The UC Berkeley researchers performed a series of experiments in collaborating with researchers at Intel to design these notifications for Intel’s RealSense SDK [5], which performs some of the following functions:

  • Age detection

  • Emotion detection

  • Gender detection

  • Face detection (tracking)

  • Face recognition

  • Voice command

  • Text to speech

  • Language detection

  • Gesture recognition

  • Eye tracking

  • Heart rate detection.

They conducted a series of experiments in order to create a set of intuitive icons that could be used to communicate to a user an application’s use of these potentially sensitive functions. First, they described scenarios involving each of the above functions and asked participants to draw icons representing those functions, collecting a total of 240 pictograms. Through this process, they collected a wide variety of symbols representing each of the functions from participants of varying demographics and backgrounds. Next, multiple coders performed thematic analysis of the pictograms to determine the most prevalent themes. Based on the underlying themes, they iteratively created professional-looking icons and performed comprehension experiments. This iteratively improved set of icons is now going to be included in Intel’s next RealSense SDK release.

5 Conclusion

The promise and pervasiveness of IoT ecosystems has lured many companies, including Intel, to devote resources and engineers to participate in the future of IoT. Privacy is part of the Internet of Things discussion because of the increased potential for sensitive data collection.

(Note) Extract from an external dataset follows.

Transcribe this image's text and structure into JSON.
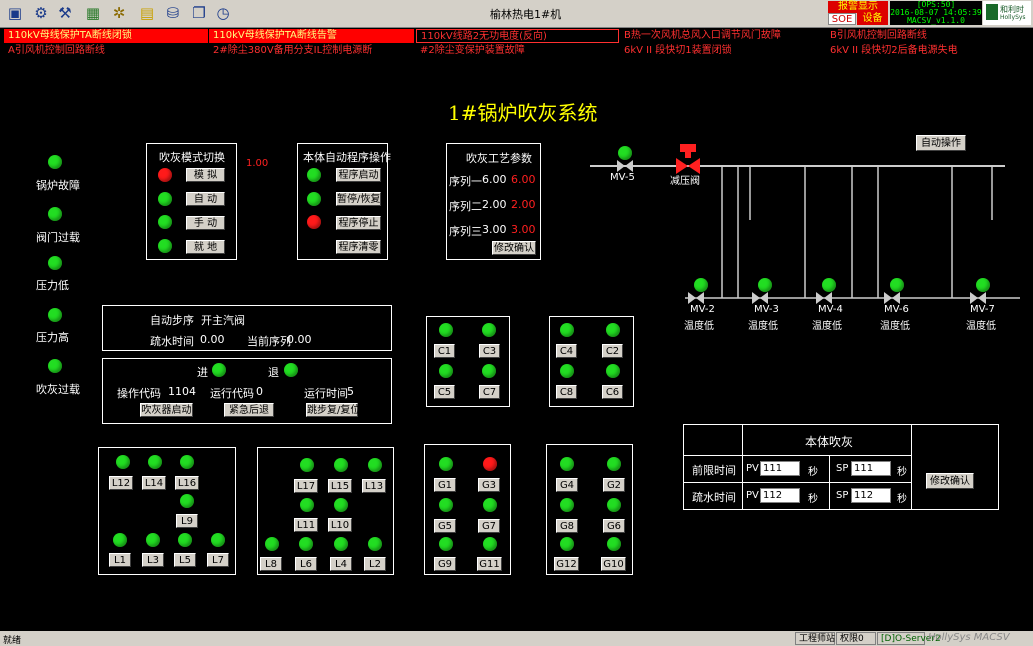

This paper describes collaborative research undertaken in IoT privacy by Intel Corporation, UC Berkeley, and UC Irvine. We described some work by Intel on underlying communication protocols with an emphasis on enabling transparency with IoT devices. We saw how user studies by UC Irvine are determining which aspects of IoT are worrisome for end users. Finally, we described work by UC Berkeley researchers on the importance of the form of user notifications in IoT.